Nie będę zbyt wiele w tym temacie pisywać, ponieważ zdecydowanie więcej powiedzą obrazy, jednak za nim to nastąpi chciałam za ten wyjątkowy wieczór podziękować mojej szalonej, kochanej i jakże harrypotterowo-zakręconej Joannie (siostrze :)), towarzyszkom, które ją w tym wspierały (Domce, Pauli i Marysi) i oczywiście wszystkim kochanym Paniom, które się pojawiły oraz tym, które chciały przybyć, ale nie mogły. Dekoracje były cudowne, jedzonko przepyszne, a wieczór przemiły i niezapomniany... DZIĘKUJĘ :)
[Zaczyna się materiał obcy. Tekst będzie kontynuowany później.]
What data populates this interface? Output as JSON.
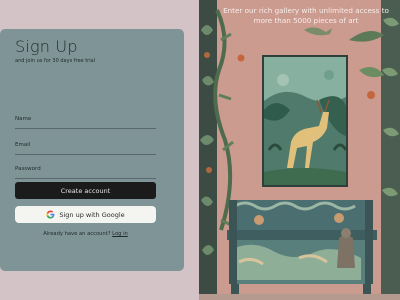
{
  "signup": {
    "title": "Sign Up",
    "subtitle": "and join us for 30 days free trial",
    "name_label": "Name",
    "email_label": "Email",
    "password_label": "Password",
    "create_button": "Create account",
    "google_button": "Sign up with Google",
    "login_prompt": "Already have an account?",
    "login_link": "Log in"
  },
  "hero": {
    "tagline": "Enter our rich gallery with unlimited access to more than 5000 pieces of art"
  },
  "colors": {
    "card_bg": "#7f9496",
    "page_bg": "#d3c3c6",
    "wall_pink": "#cf9f95",
    "primary_button": "#1b1b1b"
  },
  "icons": {
    "google": "google-logo-icon"
  }
}
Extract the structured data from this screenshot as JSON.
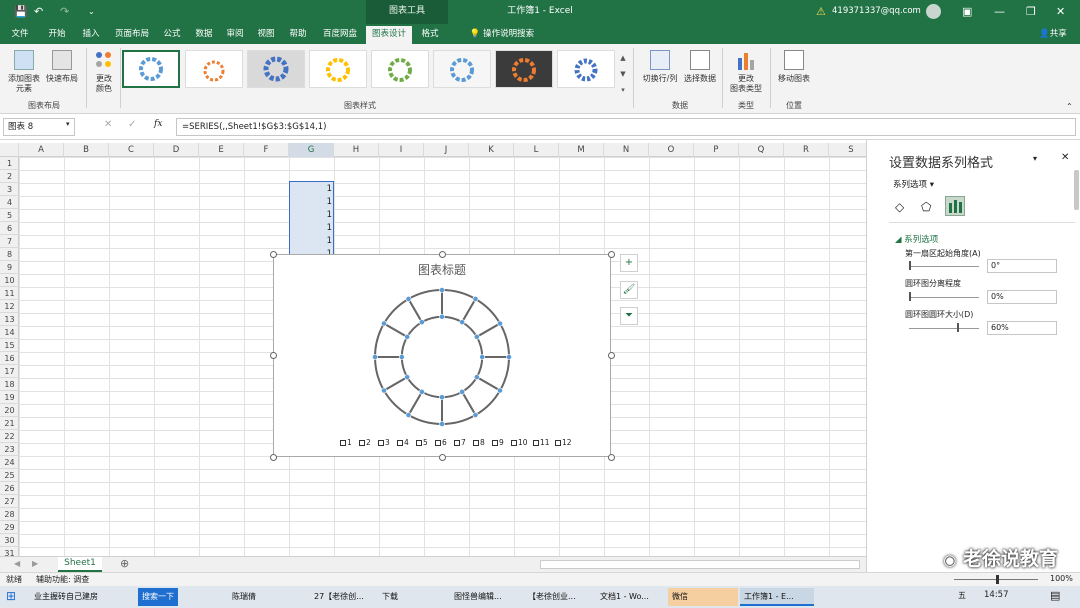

DOSTANIE SIĘ NA PRZYJĘCIE WCALE NIE BYŁO TAKIE PROSTE...
TRZEBA BYŁO UDAĆ SIĘ NA PERON 9 i 3/4
I PRZEJŚĆ PRZEZ MAGICZNĄ ŚCIANĘ
ODNALEŹĆ ODPOWIEDNIĄ DROGĘ...
BY DOTRZEĆ DO STOŁU Z MAGICZNĄ ZASTAWĄ
I LEWITUJĄCYMI KLUCZAMI
O PRZYJĘCIU PISANO NAWET W "PROROKU CODZIENNYM"
BO BYŁO O CZYM...
MAGICZNE POTRAWY
SOWY
MANDRAGORY
LATAJĄCE MIOTŁY
CHATKA HAGRIDA
TORT URODZINOWY PROSTO Z PLANU FILMOWEGO
I INNE MAGICZNE PYSZNOŚCI
TRZEBA WIĘC BYŁO ROZPOCZĄĆ BIESIADOWANIE
NIE MOGŁO ZABRAKNĄĆ I SAMEGO HARREGO POTTERA
Jeszcze raz dziękuję wszystkim za kawał wspaniałego przyjęcia: Dominice za projekty graficzne i produkcję "Proroka Codziennego", Pauli za pyszny "rozdeptany" tort, Marysi za puchary i elementy scenografii, mamie za przepyszne MiniPizze Gryfonów i inne smakowitości, wszystkim za prezenty i miłe towarzystwo i oczywiście mojej kochanej siostrze za niesamowite dekoracje, zaplanowanie całości i mnóstwo pracy przy dopilnowaniu każdego szczegółu
JESTEŚCIE WIELKIE KOBIETKI :)
Jeśli o czymś nie wiem też dziękuję i do następnego razu...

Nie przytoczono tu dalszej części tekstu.